Keeping these observations in mind, L. paraplantarum was selected for further studies and its antibiogram was determined to check its feasibility to be used in combination with the antibiotics. The antibiogram of L. paraplantarum showed complete resistance to ampicillin, methicillin as well as oxacillin (Table 1).

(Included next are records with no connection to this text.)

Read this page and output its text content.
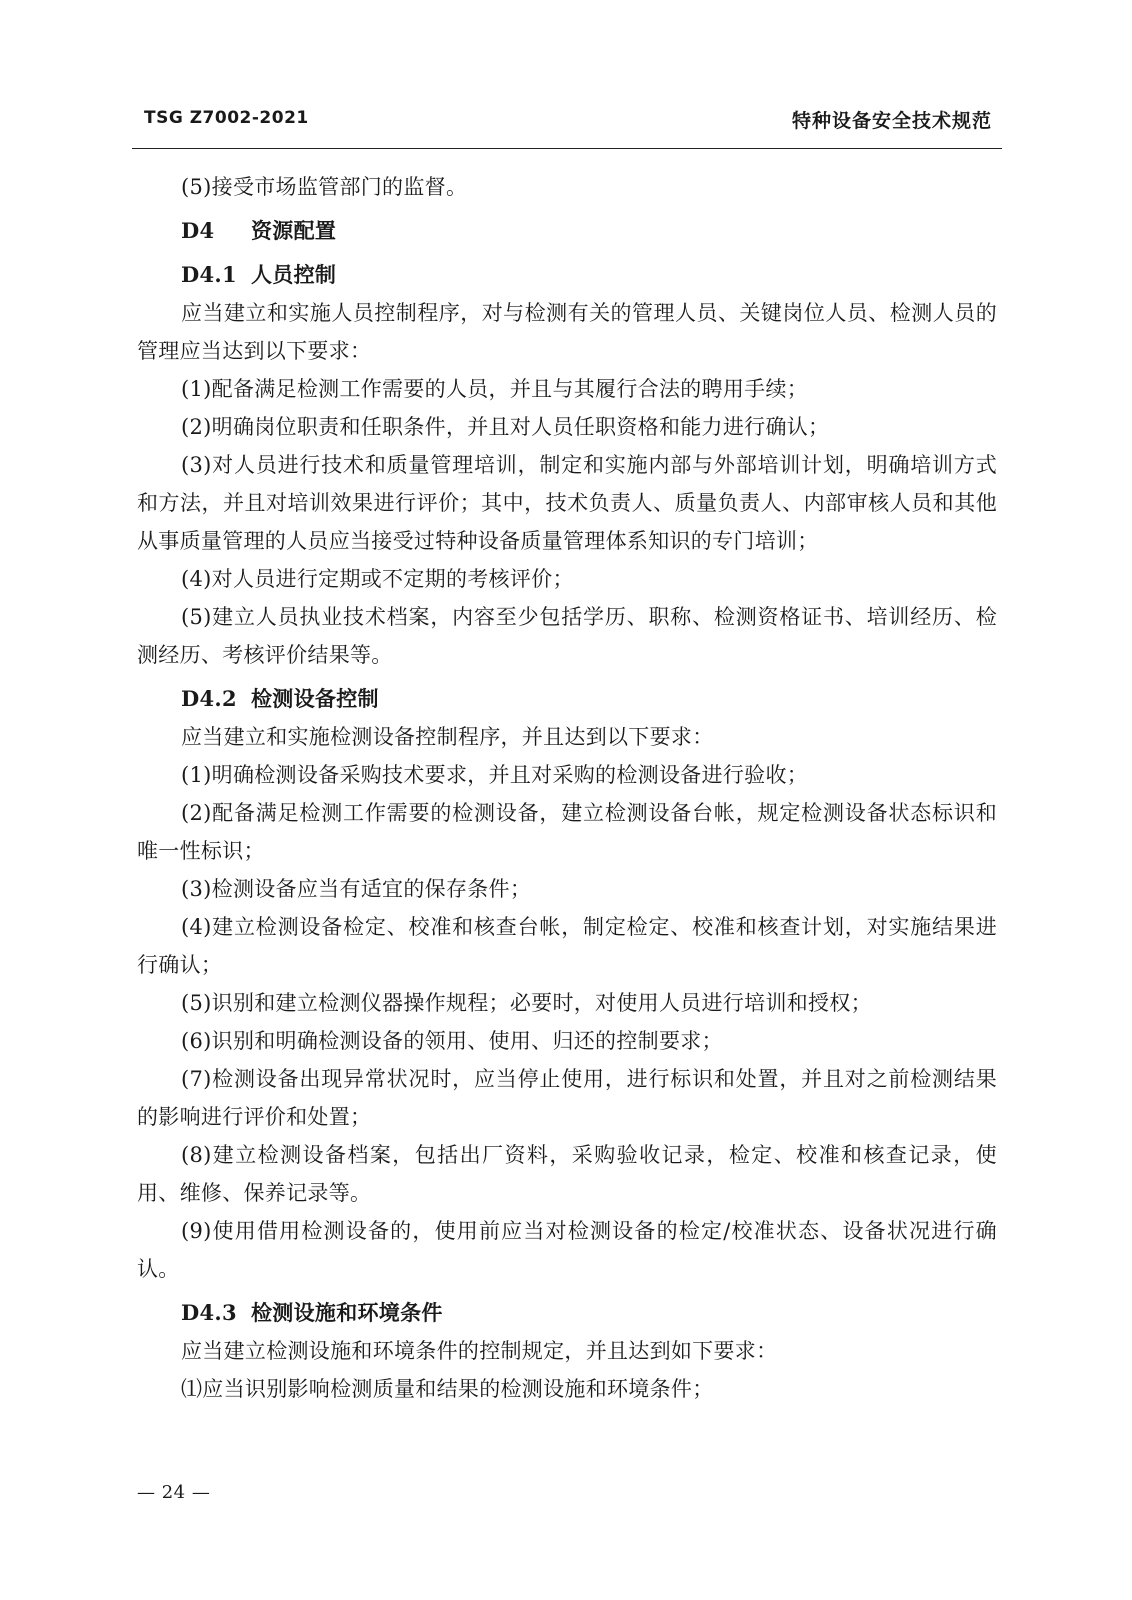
TSG Z7002-2021	特种设备安全技术规范

(5)接受市场监管部门的监督。

D4 资源配置
D4.1 人员控制

应当建立和实施人员控制程序，对与检测有关的管理人员、关键岗位人员、检测人员的管理应当达到以下要求：

(1)配备满足检测工作需要的人员，并且与其履行合法的聘用手续；

(2)明确岗位职责和任职条件，并且对人员任职资格和能力进行确认；

(3)对人员进行技术和质量管理培训，制定和实施内部与外部培训计划，明确培训方式和方法，并且对培训效果进行评价；其中，技术负责人、质量负责人、内部审核人员和其他从事质量管理的人员应当接受过特种设备质量管理体系知识的专门培训；

(4)对人员进行定期或不定期的考核评价；

(5)建立人员执业技术档案，内容至少包括学历、职称、检测资格证书、培训经历、检测经历、考核评价结果等。

D4.2 检测设备控制

应当建立和实施检测设备控制程序，并且达到以下要求：

(1)明确检测设备采购技术要求，并且对采购的检测设备进行验收；

(2)配备满足检测工作需要的检测设备，建立检测设备台帐，规定检测设备状态标识和唯一性标识；

(3)检测设备应当有适宜的保存条件；

(4)建立检测设备检定、校准和核查台帐，制定检定、校准和核查计划，对实施结果进行确认；

(5)识别和建立检测仪器操作规程；必要时，对使用人员进行培训和授权；

(6)识别和明确检测设备的领用、使用、归还的控制要求；

(7)检测设备出现异常状况时，应当停止使用，进行标识和处置，并且对之前检测结果的影响进行评价和处置；

(8)建立检测设备档案，包括出厂资料，采购验收记录，检定、校准和核查记录，使用、维修、保养记录等。

(9)使用借用检测设备的，使用前应当对检测设备的检定/校准状态、设备状况进行确认。

D4.3 检测设施和环境条件

应当建立检测设施和环境条件的控制规定，并且达到如下要求：

⑴应当识别影响检测质量和结果的检测设施和环境条件；

— 24 —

Resistance of L. paraplantarum to these antibiotics may again be either due to production of β-lactamases or some efflux pumps may be involved. Genetic profiling of this organism may throw more light on the expression of the genes present in this organism. Since treatment with proteases did not alter the activity of CFS, the latter can be perceived as a better choice for in vivo use.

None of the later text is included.